Oui, c’est comme ça que je l’ai vue, mais je l’ai prise très au sérieux. Je dessinais du mieux que je pouvais, mais mon but a toujours été de faire la transition sur des créations originales. Je ne dis pas que je ne dessinerais plus jamais de super-héros, mais j’ai du mal à comprendre que tu puisses vouloir être créateur de bandes dessinées sans ressentir le besoin de créer tes propres histoires. Pour moi, la motivation principale de tout artiste devrait être de créer ses personnages, de raconter leurs histoires. En tout cas, ça a toujours été mon objectif principal. Travailler pour Marvel était très sympa, les gens y étaient très gentils, je me suis toujours senti très à l’aise avec des éditeurs très accommodants. J’ai travaillé avec d’excellents scénaristes, coloristes, lettreurs, des équipes formidables… mais je travaillais sur des personnages qui ne m’appartenaient pas, des créations d’autres personnes qui laissent peu de place pour pleinement s’exprimer. À partir du moment où tu peux imaginer ton propre monde, tes propres personnages, ta propre histoire, où tu peux décider du moment où un personnage va mourir, par exemple… Bon, pas tellement sur Phenomena, parce que ce n’est pas ce genre de bouquin, mais sur Righteous Thirst, qui est un livre violent, sa nature demandait que les actions entraînent des conséquences donc le personnage doit mourir. Quand nous avons pris cette décision, c’était très difficile. Nous en avons discuté longuement Rick : où, quand et pourquoi il doit mourir. Ce genre de travaux est très enrichissant en tant que créateur parce que tu ressens vraiment le poids de l’histoire et, soudain, un personnage que tu as imaginé et sur lequel tu as travaillé si longtemps n’est plus. Chaque décision, chaque étape, porte un poids complètement différent. Tu dois travailler sur ta capacité à garder le contrôle de toutes les étapes de création d’un comic-book sans pouvoir se reposer sur le design de quelqu’un d’autre. C’est juste toi et toi-même. Il y a forcément plus de pression, mais en même temps, c’est ce que j’aime.
J’imagine que c’est plus gratifiant également.

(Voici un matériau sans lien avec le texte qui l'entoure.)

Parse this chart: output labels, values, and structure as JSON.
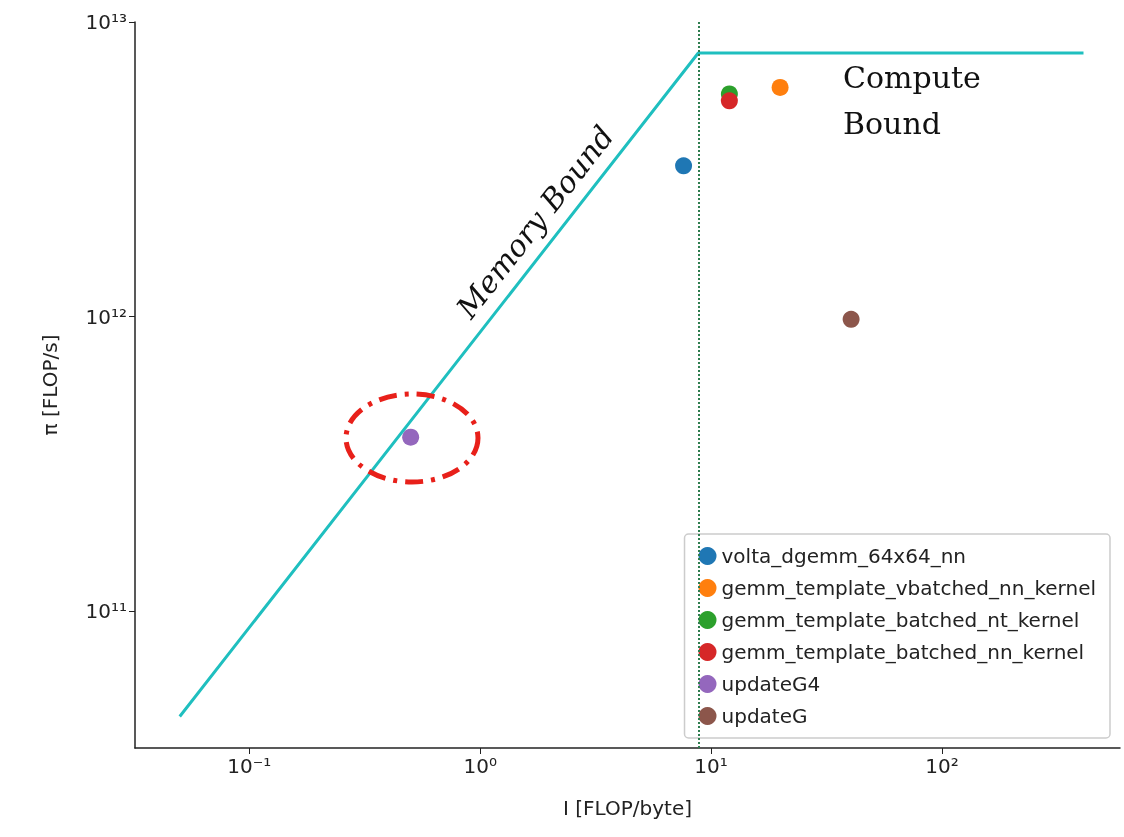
{
  "chart_data": {
    "type": "scatter",
    "xlabel": "I [FLOP/byte]",
    "ylabel": "π [FLOP/s]",
    "log": "xy",
    "xlim": [
      0.032,
      590
    ],
    "ylim": [
      34400000000.0,
      10000000000000.0
    ],
    "xticks": [
      {
        "value": 0.1,
        "label": "10⁻¹"
      },
      {
        "value": 1,
        "label": "10⁰"
      },
      {
        "value": 10,
        "label": "10¹"
      },
      {
        "value": 100,
        "label": "10²"
      }
    ],
    "yticks": [
      {
        "value": 100000000000.0,
        "label": "10¹¹"
      },
      {
        "value": 1000000000000.0,
        "label": "10¹²"
      },
      {
        "value": 10000000000000.0,
        "label": "10¹³"
      }
    ],
    "grid": false,
    "legend": "bottom right",
    "marker": "circle",
    "series": [
      {
        "type": "line",
        "marker": "none",
        "color": "#1fbfbf",
        "x": [
          0.05,
          8.8,
          410
        ],
        "values": [
          44000000000.0,
          7850000000000.0,
          7850000000000.0
        ]
      },
      {
        "name": "volta_dgemm_64x64_nn",
        "color": "#1f77b4",
        "x": [
          7.6
        ],
        "values": [
          3250000000000.0
        ]
      },
      {
        "name": "gemm_template_vbatched_nn_kernel",
        "color": "#ff7f0e",
        "x": [
          19.9
        ],
        "values": [
          6000000000000.0
        ]
      },
      {
        "name": "gemm_template_batched_nt_kernel",
        "color": "#2ca02c",
        "x": [
          12.0
        ],
        "values": [
          5700000000000.0
        ]
      },
      {
        "name": "gemm_template_batched_nn_kernel",
        "color": "#d62728",
        "x": [
          12.0
        ],
        "values": [
          5400000000000.0
        ]
      },
      {
        "name": "updateG4",
        "color": "#9467bd",
        "x": [
          0.5
        ],
        "values": [
          390000000000.0
        ]
      },
      {
        "name": "updateG",
        "color": "#8c564b",
        "x": [
          40.4
        ],
        "values": [
          980000000000.0
        ]
      }
    ],
    "ref_lines": [
      {
        "axis": "x",
        "value": 8.8,
        "color": "#2e7d4f",
        "line_style": "dotted"
      }
    ],
    "annotations": [
      "Memory Bound",
      "Compute\nBound"
    ]
  }
}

Ah oui, évidemment, comme je disais, les sentiments sont sans comparaison quand tu décides de l’histoire, que tu vois que les conséquences payent, que tu as des retours des lecteurs. Par exemple, les gens devenaient fous avec Righteous Thirst à cause des cliffhangers que l’on mettait à la fin de chaque numéro. C’est un sentiment formidable en tant que créateur parce qu’on faisait ça intentionnellement, pour faire monter la tension. Quand tu comprends que ça marche et que tu as les retours du lectorat, c’est super gratifiant.
A Righteous Thirst for Vengeance est ta création la plus cinématographique. J’imagine que c’était conscient de faire ces grandes cases rappelant le cinéma coréen.
Oui, Rick et moi adorons le cinéma. On en parlait tout le temps. L’idée d’un point de vue très cinématographique, c’est dans mon sang en tant que narrateur. C’est la façon dont je conçois la bande dessinée : je me demande toujours « si je place le cadre ici, il va prendre ceci, cela et cela ». Je dessine toujours le background, les décors, ce qu’il y autour du personnage, j’imagine le positionnement dans l’espace des personnages par rapport aux autres choses et j’essaye de le montrer aux lecteurs pour qu’il puisse comprendre, pas seulement à quoi ressemblent les personnages et leurs postures, mais aussi à quoi ressemble la pièce autour d’eux, sa taille, si c’est une rue : est-elle occupée ou non ? En gros : Donner une bonne idée de ce qui se passe dans cette BD et je pense que c’est une manière assez cinégénique de voir les choses. C’est vraiment l’école européenne, je pense. La méthode américaine est bien différente au plus profond de ses traditions. Notre manière européenne de faire est plus naturelle je dirais, avec cette idée de poser la caméra et de voir ce qu’elle voit. On peut voir ça chez Moebius, chez Hermann, un de mes préférés et une de mes références. Donc, ça a toujours été là. Et vu que Rick et moi adorons le cinéma, nous discutions références cinématographiques toute la sainte journée pour certains plans, certaines scènes aussi. Pour savoir comment nous allions résoudre une scène, on discutait « dans ce film, ils ont fait comme-ci, dans celui-là, ils ont fait comme ça » mais aussi dans d’autres livres. Mais oui, la dimension cinématographique me tient particulièrement à cœur.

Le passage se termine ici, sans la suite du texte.